I slept better the second night, and we ate a solid scrambled eggs, toast, and watermelon breakfast. Our time spent walking in the forest the final day was all of 15 minutes. I kid you not! It may well have been the most relaxing trek ever. I think it would be better characterized as a cultural hike. The term “trek” can then be reserved for longer distances and time walking per day.
The benefit of less walking was the incorporation of the elephant rides on day 2, and rafting on day 3. Monse and I were nauseated by the truck ride upriver, but we were treated to exciting sections of whitewater.
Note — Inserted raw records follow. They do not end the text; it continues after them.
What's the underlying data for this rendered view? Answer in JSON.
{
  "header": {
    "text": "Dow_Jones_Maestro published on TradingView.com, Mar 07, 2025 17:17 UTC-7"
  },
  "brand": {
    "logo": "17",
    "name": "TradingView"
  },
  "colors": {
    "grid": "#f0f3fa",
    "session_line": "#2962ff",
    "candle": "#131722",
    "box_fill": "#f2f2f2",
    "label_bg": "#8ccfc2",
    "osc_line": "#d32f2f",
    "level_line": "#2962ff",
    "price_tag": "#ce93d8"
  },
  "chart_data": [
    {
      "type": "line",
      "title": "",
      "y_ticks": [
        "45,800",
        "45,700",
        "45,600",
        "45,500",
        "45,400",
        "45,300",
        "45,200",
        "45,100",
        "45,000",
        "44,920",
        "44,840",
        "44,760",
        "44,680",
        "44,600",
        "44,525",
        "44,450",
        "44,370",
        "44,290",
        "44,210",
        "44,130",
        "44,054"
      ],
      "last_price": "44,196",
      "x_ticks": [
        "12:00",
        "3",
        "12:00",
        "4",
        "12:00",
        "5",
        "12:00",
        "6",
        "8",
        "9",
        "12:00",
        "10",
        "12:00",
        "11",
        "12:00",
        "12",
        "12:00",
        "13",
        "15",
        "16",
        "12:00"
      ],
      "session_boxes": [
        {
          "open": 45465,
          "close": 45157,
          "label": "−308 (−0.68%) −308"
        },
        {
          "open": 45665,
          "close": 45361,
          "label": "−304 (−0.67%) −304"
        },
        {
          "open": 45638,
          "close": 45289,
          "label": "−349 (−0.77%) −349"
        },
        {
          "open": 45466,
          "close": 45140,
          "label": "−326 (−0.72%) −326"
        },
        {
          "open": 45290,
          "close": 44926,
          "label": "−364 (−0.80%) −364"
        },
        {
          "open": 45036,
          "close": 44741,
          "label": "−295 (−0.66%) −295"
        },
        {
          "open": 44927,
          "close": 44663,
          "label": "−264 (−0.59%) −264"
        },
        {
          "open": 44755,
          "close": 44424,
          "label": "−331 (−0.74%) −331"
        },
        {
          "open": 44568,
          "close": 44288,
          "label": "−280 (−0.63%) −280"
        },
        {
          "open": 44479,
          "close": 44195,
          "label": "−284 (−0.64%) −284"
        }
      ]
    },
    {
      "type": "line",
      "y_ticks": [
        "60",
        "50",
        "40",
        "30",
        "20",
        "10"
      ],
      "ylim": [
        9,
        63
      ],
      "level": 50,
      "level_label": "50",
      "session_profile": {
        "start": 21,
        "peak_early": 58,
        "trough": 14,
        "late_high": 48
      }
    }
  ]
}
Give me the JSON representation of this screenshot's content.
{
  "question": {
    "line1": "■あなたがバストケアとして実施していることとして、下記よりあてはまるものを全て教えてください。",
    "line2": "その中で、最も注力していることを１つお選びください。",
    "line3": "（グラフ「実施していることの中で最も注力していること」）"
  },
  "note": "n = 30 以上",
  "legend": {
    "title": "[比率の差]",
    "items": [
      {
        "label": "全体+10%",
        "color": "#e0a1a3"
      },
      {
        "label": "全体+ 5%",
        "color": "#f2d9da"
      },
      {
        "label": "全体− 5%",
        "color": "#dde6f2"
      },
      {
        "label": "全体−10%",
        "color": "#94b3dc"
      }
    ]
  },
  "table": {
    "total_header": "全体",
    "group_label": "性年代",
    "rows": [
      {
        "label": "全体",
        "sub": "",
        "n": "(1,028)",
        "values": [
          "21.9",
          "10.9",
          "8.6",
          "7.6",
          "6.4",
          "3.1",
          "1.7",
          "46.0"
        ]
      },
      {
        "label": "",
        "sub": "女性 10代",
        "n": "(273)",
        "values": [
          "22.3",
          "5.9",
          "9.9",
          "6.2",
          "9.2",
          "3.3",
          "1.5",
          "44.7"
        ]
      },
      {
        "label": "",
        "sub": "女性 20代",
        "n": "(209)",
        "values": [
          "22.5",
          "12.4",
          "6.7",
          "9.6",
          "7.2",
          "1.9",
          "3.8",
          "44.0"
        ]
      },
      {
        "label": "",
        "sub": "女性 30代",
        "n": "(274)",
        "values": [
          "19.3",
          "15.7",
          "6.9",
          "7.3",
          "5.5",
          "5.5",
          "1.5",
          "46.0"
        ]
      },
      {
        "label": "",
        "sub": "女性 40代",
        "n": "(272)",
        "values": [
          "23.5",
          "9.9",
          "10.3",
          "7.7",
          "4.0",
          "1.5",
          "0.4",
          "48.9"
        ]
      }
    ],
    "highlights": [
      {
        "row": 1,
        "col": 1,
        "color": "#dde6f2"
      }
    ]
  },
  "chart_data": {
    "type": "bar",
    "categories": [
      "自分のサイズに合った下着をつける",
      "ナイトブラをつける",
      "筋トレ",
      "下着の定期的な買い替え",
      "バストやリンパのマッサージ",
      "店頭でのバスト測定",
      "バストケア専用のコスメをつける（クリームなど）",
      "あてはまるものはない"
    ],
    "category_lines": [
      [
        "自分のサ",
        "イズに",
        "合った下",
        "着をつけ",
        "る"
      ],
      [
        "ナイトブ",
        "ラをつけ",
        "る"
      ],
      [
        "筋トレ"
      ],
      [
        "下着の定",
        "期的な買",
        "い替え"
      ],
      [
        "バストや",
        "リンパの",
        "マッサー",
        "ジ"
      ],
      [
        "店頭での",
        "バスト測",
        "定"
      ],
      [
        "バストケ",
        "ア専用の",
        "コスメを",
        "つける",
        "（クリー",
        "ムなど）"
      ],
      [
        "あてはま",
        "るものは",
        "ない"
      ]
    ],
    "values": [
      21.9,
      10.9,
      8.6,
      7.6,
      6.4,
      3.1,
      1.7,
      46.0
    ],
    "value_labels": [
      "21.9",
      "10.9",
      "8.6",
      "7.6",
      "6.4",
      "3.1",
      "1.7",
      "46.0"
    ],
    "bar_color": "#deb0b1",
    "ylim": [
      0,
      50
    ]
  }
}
The rubber rafting lasted about 30 minutes, of which a solid 20 were in rapids.
When I asked our Thai river guide about the class of the final rapid, he didn’t understand me, only characterizing it as the “big” one. Left to my own judgment, I’d say we hit a few Class III’s and maybe a Class IV. The cool part was there was barely any work involved. We were just along for the ride, and when the rapids ended, we switched to a traditional bamboo raft for a 20 minute ride along a calmer section.
Once we were out of the river, pad thai lunches were consumed and we drove an hour and a half to a waterfall near Chiang Mai. A few of the other guys slid on their butts down the waterfall in the center of the photo above, though only the local did the cliff jump. I didn’t feel comfortable doing either at this particular waterfall and sat them out.
Day 3 concluded with drop-offs back in Chiang Mai. I took a room at a nicer hotel (sorry Kent) to catch up on rest as I had a night train booked to Bangkok the following day.